Citing the example of attending the annual ASCO (American Society of Clinical Oncology) conference, which extends free patient advocate registration, and also provides a dedicated lounge for patients, Stacy suggested that oncologists should visit patients in the lounge. “Come over and sit down and have lunch with us and talk to us. And let's just have a little fireside chat. And then at the oncologist lounge, have patients come in.”
Taking this suggestion further, Stacy presented us with a scenario where “every panel on stage, instead of just having a patient get up and speak, every panel should be integrated. Every panel should be patients and oncologists and researchers up there talking together about what's important.”
This of course doesn’t just apply to conferences. It goes across the board.
“Every patient experience conversation should have a patient.”
When it comes to digital health, data is the fuel that drives the engine, but the question of ownership of patient data is one that is hotly debated.
Stacy is unequivocal that patients own their own data. “This is our data. And of course, every pharmaceutical company, biotech company, health tech company is capturing data. Patients need to know that. You need to tell us that you're doing that and you need to tell us what you're using that data for - if you're selling that data.”
Using the analogy of your best friend borrowing your car, Stacy explained “it’s okay that your best friend borrows your car. Your best friend needs a ride, has to get to an appointment and wants to borrow your car. Just tell me what you need it for. Don't make me look in my driveway and see it's gone. You need to have that conversation at the beginning.”
On the topic of data ownership, a question was put to Stacy from the audience, “what would you personally do with your data?” Stacy responded by saying, “every day I try to figure out why I did everything right and my son suffers and I got cancer. I mean, we'll never know the answers. Things just happen. You know it's genetics. But I think more importantly, what I did right, that I could help somebody else with. So everybody always asked me, how did you beat stage four cancer? And again, I don't know. My oncologist doesn't even know. would I would look at every single thing that I've done in my son's journey and in my journey and try to help somebody else. That would be it. That would be the number one thing that I would do.”
We concluded our conversation by asking Stacy to share a message for colorectal cancer awareness month.

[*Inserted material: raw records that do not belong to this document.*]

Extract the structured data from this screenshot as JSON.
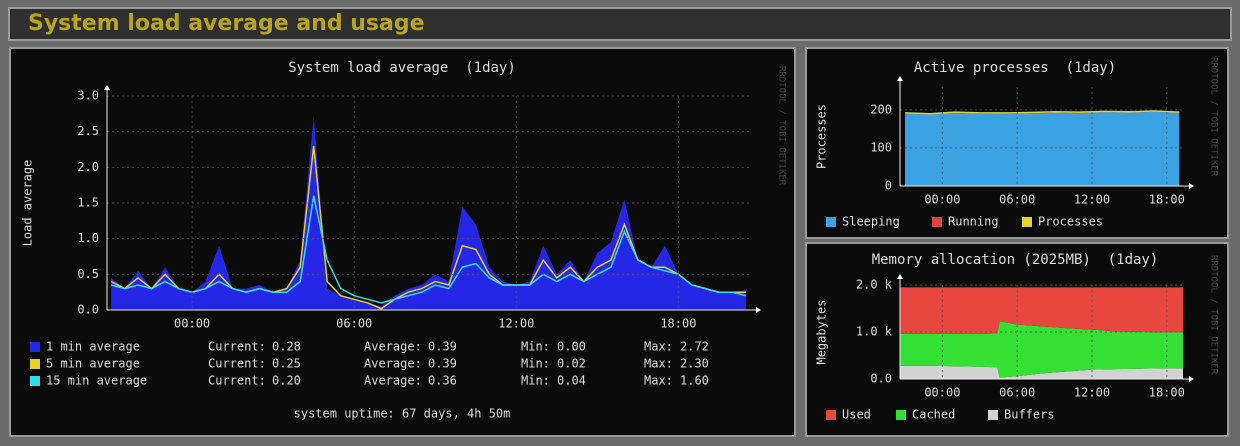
{
  "header": {
    "title": "System load average and usage"
  },
  "chart_data": [
    {
      "type": "area",
      "title": "System load average  (1day)",
      "y_label": "Load average",
      "side_label": "RRDTOOL / TOBI OETIKER",
      "footer": "system uptime: 67 days, 4h 50m",
      "x": [
        -3,
        -2.5,
        -2,
        -1.5,
        -1,
        -0.5,
        0,
        0.5,
        1,
        1.5,
        2,
        2.5,
        3,
        3.5,
        4,
        4.5,
        5,
        5.5,
        6,
        6.5,
        7,
        7.5,
        8,
        8.5,
        9,
        9.5,
        10,
        10.5,
        11,
        11.5,
        12,
        12.5,
        13,
        13.5,
        14,
        14.5,
        15,
        15.5,
        16,
        16.5,
        17,
        17.5,
        18,
        18.5,
        19,
        19.5,
        20,
        20.5
      ],
      "xlim": [
        -3.15,
        20.65
      ],
      "xticks": [
        {
          "value": 0,
          "label": "00:00"
        },
        {
          "value": 6,
          "label": "06:00"
        },
        {
          "value": 12,
          "label": "12:00"
        },
        {
          "value": 18,
          "label": "18:00"
        }
      ],
      "ylim": [
        0,
        3
      ],
      "yticks": [
        {
          "value": 0,
          "label": "0.0"
        },
        0.5,
        {
          "value": 1,
          "label": "1.0"
        },
        1.5,
        {
          "value": 2,
          "label": "2.0"
        },
        2.5,
        {
          "value": 3,
          "label": "3.0"
        }
      ],
      "grid": true,
      "stat_labels": [
        "Current:",
        "Average:",
        "Min:",
        "Max:"
      ],
      "series": [
        {
          "name": "1 min average",
          "color": "#2626e6",
          "style": "area",
          "current": "0.28",
          "average": "0.39",
          "min": "0.00",
          "max": "2.72",
          "values": [
            0.45,
            0.3,
            0.55,
            0.3,
            0.6,
            0.3,
            0.25,
            0.4,
            0.9,
            0.3,
            0.3,
            0.35,
            0.25,
            0.3,
            0.7,
            2.72,
            0.3,
            0.2,
            0.15,
            0.1,
            0.05,
            0.2,
            0.3,
            0.35,
            0.5,
            0.4,
            1.45,
            1.2,
            0.6,
            0.4,
            0.35,
            0.4,
            0.9,
            0.5,
            0.7,
            0.4,
            0.8,
            0.95,
            1.55,
            0.7,
            0.6,
            0.9,
            0.5,
            0.35,
            0.3,
            0.25,
            0.25,
            0.28
          ]
        },
        {
          "name": "5 min average",
          "color": "#e6d230",
          "style": "line",
          "current": "0.25",
          "average": "0.39",
          "min": "0.02",
          "max": "2.30",
          "values": [
            0.4,
            0.3,
            0.45,
            0.3,
            0.5,
            0.3,
            0.25,
            0.3,
            0.5,
            0.3,
            0.25,
            0.3,
            0.25,
            0.3,
            0.6,
            2.3,
            0.4,
            0.2,
            0.15,
            0.1,
            0.02,
            0.15,
            0.25,
            0.3,
            0.4,
            0.35,
            0.9,
            0.85,
            0.5,
            0.35,
            0.35,
            0.35,
            0.7,
            0.45,
            0.6,
            0.4,
            0.6,
            0.7,
            1.2,
            0.7,
            0.6,
            0.6,
            0.5,
            0.35,
            0.3,
            0.25,
            0.25,
            0.25
          ]
        },
        {
          "name": "15 min average",
          "color": "#2ee0e6",
          "style": "line",
          "current": "0.20",
          "average": "0.36",
          "min": "0.04",
          "max": "1.60",
          "values": [
            0.35,
            0.3,
            0.35,
            0.3,
            0.4,
            0.3,
            0.25,
            0.3,
            0.4,
            0.3,
            0.25,
            0.3,
            0.25,
            0.25,
            0.4,
            1.6,
            0.7,
            0.3,
            0.2,
            0.15,
            0.1,
            0.15,
            0.2,
            0.25,
            0.35,
            0.3,
            0.6,
            0.65,
            0.45,
            0.35,
            0.35,
            0.35,
            0.5,
            0.4,
            0.5,
            0.4,
            0.5,
            0.6,
            1.1,
            0.7,
            0.6,
            0.55,
            0.5,
            0.35,
            0.3,
            0.25,
            0.25,
            0.2
          ]
        }
      ]
    },
    {
      "type": "area",
      "title": "Active processes  (1day)",
      "y_label": "Processes",
      "side_label": "RRDTOOL / TOBI OETIKER",
      "stack_from": "first",
      "x": [
        -3,
        -1,
        1,
        3,
        5,
        7,
        9,
        11,
        13,
        15,
        17,
        19
      ],
      "xlim": [
        -3.4,
        19.3
      ],
      "xticks": [
        {
          "value": 0,
          "label": "00:00"
        },
        {
          "value": 6,
          "label": "06:00"
        },
        {
          "value": 12,
          "label": "12:00"
        },
        {
          "value": 18,
          "label": "18:00"
        }
      ],
      "ylim": [
        0,
        260
      ],
      "yticks": [
        0,
        100,
        200
      ],
      "grid": true,
      "series": [
        {
          "name": "Sleeping",
          "color": "#3aa2e0",
          "style": "area",
          "stack": true,
          "values": [
            190,
            188,
            192,
            190,
            189,
            191,
            193,
            192,
            194,
            193,
            195,
            192
          ]
        },
        {
          "name": "Running",
          "color": "#e04040",
          "style": "area",
          "stack": true,
          "values": [
            1,
            1,
            1,
            1,
            2,
            1,
            1,
            1,
            1,
            1,
            1,
            1
          ]
        },
        {
          "name": "Processes",
          "color": "#e6d230",
          "style": "line",
          "values": [
            192,
            190,
            194,
            192,
            192,
            193,
            195,
            194,
            196,
            195,
            197,
            194
          ]
        }
      ]
    },
    {
      "type": "area",
      "title": "Memory allocation (2025MB)  (1day)",
      "y_label": "Megabytes",
      "side_label": "RRDTOOL / TOBI OETIKER",
      "stack_from": "last",
      "x": [
        -3.4,
        -1,
        1,
        3,
        4.4,
        4.6,
        6,
        8,
        10,
        12,
        14,
        16,
        18,
        19.3
      ],
      "xlim": [
        -3.4,
        19.3
      ],
      "xticks": [
        {
          "value": 0,
          "label": "00:00"
        },
        {
          "value": 6,
          "label": "06:00"
        },
        {
          "value": 12,
          "label": "12:00"
        },
        {
          "value": 18,
          "label": "18:00"
        }
      ],
      "ylim": [
        0,
        2000
      ],
      "yticks": [
        {
          "value": 0,
          "label": "0.0"
        },
        {
          "value": 1000,
          "label": "1.0 k"
        },
        {
          "value": 2000,
          "label": "2.0 k"
        }
      ],
      "grid": true,
      "series": [
        {
          "name": "Used",
          "color": "#e8473f",
          "style": "area",
          "stack": true,
          "values": [
            990,
            990,
            990,
            990,
            980,
            720,
            790,
            830,
            870,
            900,
            940,
            950,
            960,
            960
          ]
        },
        {
          "name": "Cached",
          "color": "#33e033",
          "style": "area",
          "stack": true,
          "values": [
            680,
            680,
            690,
            700,
            720,
            1200,
            1100,
            1000,
            920,
            850,
            800,
            780,
            760,
            760
          ]
        },
        {
          "name": "Buffers",
          "color": "#d2d2d2",
          "style": "area",
          "stack": true,
          "values": [
            280,
            280,
            270,
            260,
            250,
            30,
            60,
            120,
            160,
            200,
            210,
            220,
            230,
            230
          ]
        }
      ]
    }
  ]
}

“Get screened. So my biggest thing with colorectal cancer and colon cancer, they're interchangeable, is to initiate a conversation with your healthcare professional about screening. In the US, the screening age was just lowered to 45 and that's due to the incidence in colorectal cancer. In young people age 20 to 49, it's way up. So if nothing else, have a conversation with your doctor about your options for screening. Don't be afraid. No shame, no stigma. Poop is beautiful. Our butts are beautiful. No part of your body is off-limits. Your poop and your bloodwork tell your whole life story. So please from a stage four survivor who never saw it coming, who was the healthiest person she knew, out running the day before her colonoscopy. Please initiate a conversation with your doctor about getting screened for colorectal cancer.”